In denying the request of students, faculty and others, Wilson noted that no other Michigan universities have adopted the designation, and that the majority of colleges and universities across the country have declined to do so as well. Only about a dozen schools, most of them private, had declared themselves sanctuaries according to Wilson's statement.
At issue is the potential loss of federal funding that could accompany taking on
such a label. President Donald Trump has already moved to deny federal funds to cities that don't comply with federal officials in deporting undocumented immigrants. Congress introduced legislation last month to financially punish sanctuary campuses. And in Michigan, House lawmakers have introduced a bill that enacts financial penalties on local units of government who don’t comply with federal officials on immigration issues.
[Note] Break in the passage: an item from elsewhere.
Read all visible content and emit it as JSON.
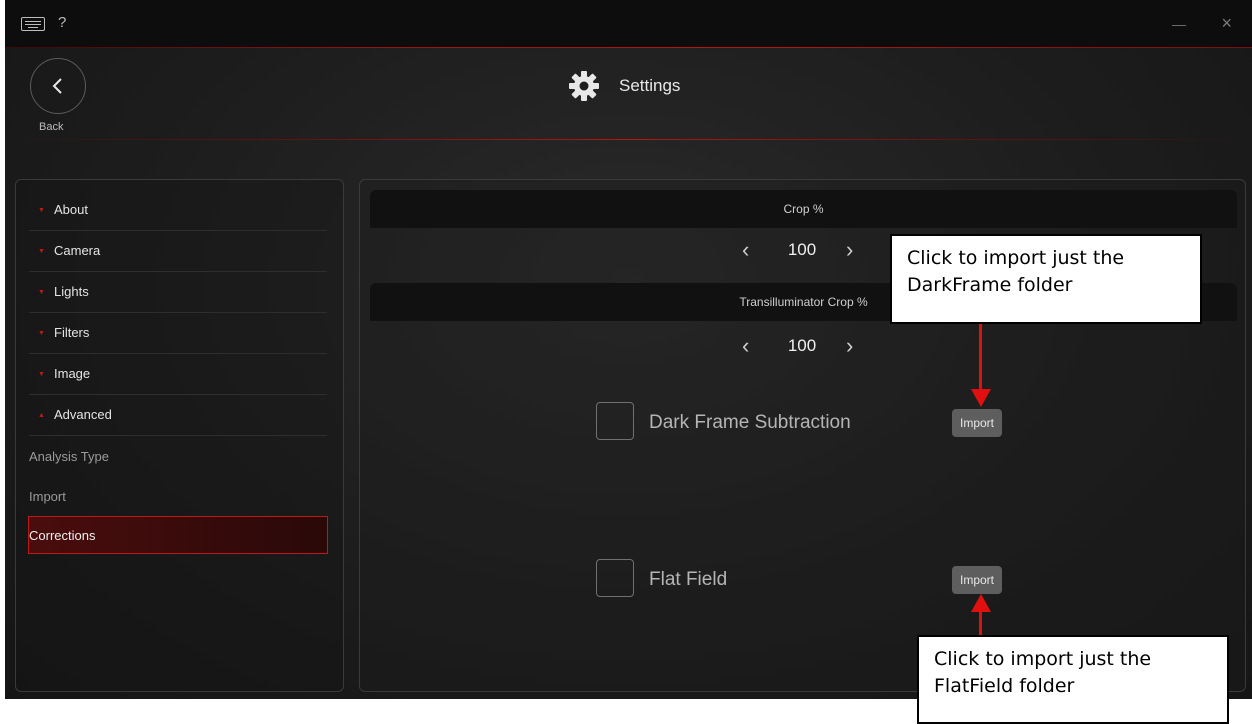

"It's a very difficult decision," Charles Parrish, president of the WSU chapter
of the American Association of University Professors/American Federation of
Teachers, said prior to Wilson’s email. "The president and the board are
hesitant because of the political situation in Lansing and nationally."
Though he stopped short of declaring Wayne State's campus a sanctuary, Wilson did heed the petitioners’ request that he sign a statement in support of the Deferred Action for Childhood Arrivals Program protecting immigrants whose families illegally brought them to the U.S. as children. Wayne State had until now been absent from the list of 600 U.S. colleges and universities supporting DACA. The leaders of five other Michigan universities had signed the statement early on.
While petitioner Kuehnl said he appreciates Wayne State’s joining the list, he says the university still “has not offered a public declaration supporting its immigrant community and denouncing rhetoric that would mean it harm.”
Wilson’s Tuesday message was at first only sent internally and did not accompany the list of public statements on his website until late afternoon. Kuehnl said it showed the university’s “failure to lead on these issues.”
Others who backed the petition described Wilson’s support for undocumented students as weak when compared with that of other Michigan universities. The University of Michigan’s president, for example, went a step further than Wayne State by coming out in support of legislation known as the BRIDGE Act, which would allow individuals in the U.S. who arrived as children to stay in the country for another three years without the threat of deportation. That school also said it would establish a working group to help it better understand the needs and concerns of international members of its campus community and to consider ideas for additional support.